We can try improving our decision tree results by using more than one decision tree. The idea behind the Random Forest method is to use many randomly generated decision trees and for the final answer choose the cipher type that is the most common selection among the trees. To generate a random decision tree we choose, for each question, a small random selection, say 6, from among the 36 total statistics available, and then choose the best question from among those 6. Any one of these random decision trees will probably not be as accurate as the tree made by always choosing the best statistic from among all 36 stats available. But the entire collection of trees taken together may be more accurate than any one decision tree.
The random forest method does seem to result in an improvement over our single decision tree. For example, this cipher:
NDJPZ CSLCQ LYBYE LDVDD YYJFI DKVVD HXKCO EWVRG DOZSK UDVDN VAOPY
BGJJP VDSGW XZZRJ FNDJG IURYA WGLCK XMXRO YJPYU JOHXJ IDCUO EJYGQ
DOYSG QLVOG OMXUU FEHDO PVONA DHYQV JWZRW ZREJH.
has somewhat similar statistics to our first decision tree example. In fact, it gives exactly the same yes-no answers to the single decision tree questions. And so the decision tree identifies this cipher as a Quagmire. But that is not correct.
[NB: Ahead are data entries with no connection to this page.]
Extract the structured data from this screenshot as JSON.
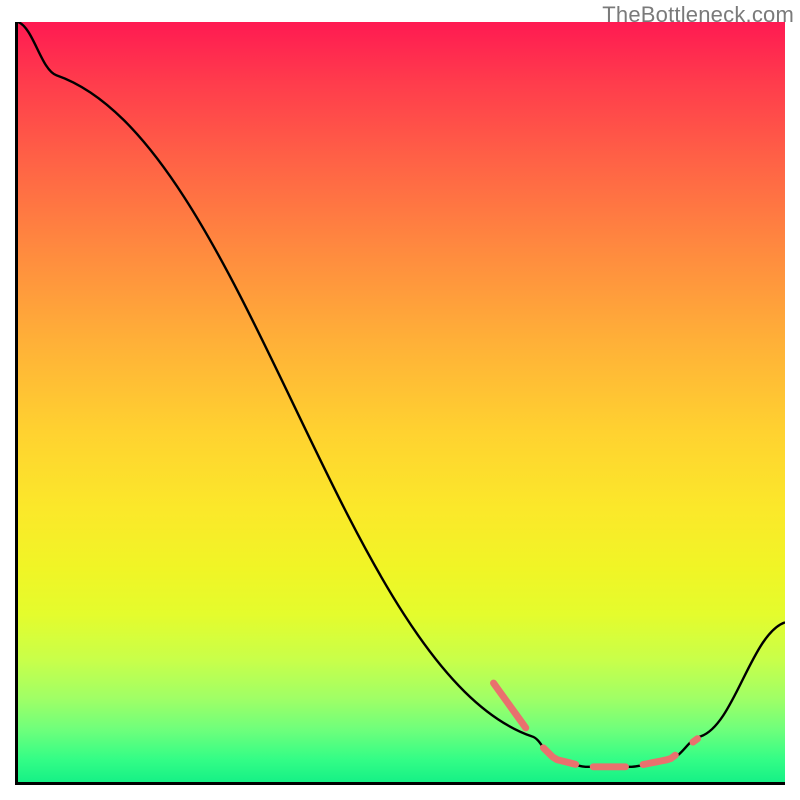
{
  "watermark": "TheBottleneck.com",
  "chart_data": {
    "type": "line",
    "title": "",
    "xlabel": "",
    "ylabel": "",
    "ylim": [
      0,
      100
    ],
    "xlim": [
      0,
      100
    ],
    "curve": {
      "name": "bottleneck-curve",
      "points": [
        {
          "x": 0,
          "y": 100
        },
        {
          "x": 5,
          "y": 93
        },
        {
          "x": 67,
          "y": 6
        },
        {
          "x": 70,
          "y": 3
        },
        {
          "x": 74,
          "y": 2
        },
        {
          "x": 80,
          "y": 2
        },
        {
          "x": 85,
          "y": 3
        },
        {
          "x": 89,
          "y": 6
        },
        {
          "x": 100,
          "y": 21
        }
      ]
    },
    "highlight_segment": {
      "name": "optimal-range",
      "color": "#e9716e",
      "xrange": [
        62,
        89
      ]
    },
    "gradient": {
      "name": "severity-gradient",
      "top_color": "#ff1a52",
      "bottom_color": "#16f186"
    }
  }
}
It's a Fractionated Morse cipher.
A random forest of 30 decision trees did choose "Fractionated Morse" as the consensus type for this cipher as well as correctly choosing "Quagmire" for the first decision tree example.
In the CE column for the Nov-Dec 1012 Cryptogram, the 30 tree random forest was correct on 17.5 (there was one tie vote) of the 26 ciphers, compared with 15 correct for the single decision tree.
This accuracy ranking has been the same for all collections of ciphers that I've tested so far -- admittedly I need to do more testing -- but comparison with averages is less accurate than the single decision tree, which in turn, is not as accurate as the 30 tree random forest. But there is still a long way to go. Even the best results have been only about 70 percent correct.
You can try the 30 tree random forest ID test at this link.
footnotes:
[1] See computer column by AAHJU in the SO 2001 Cryptogram (or here).
[2] To calculate the "best" of the subdivisions I used the "gini impurity" formula..
[3] See AAHJU's computer column in the MJ 2001 Cryptogram (or here)
[4] See SO 2009 Cryptogram
[5] See JF 1979 Cryptogram
[6] For one of the new stats, see the computer column in the JA 2006 Cryptogram ( or here ).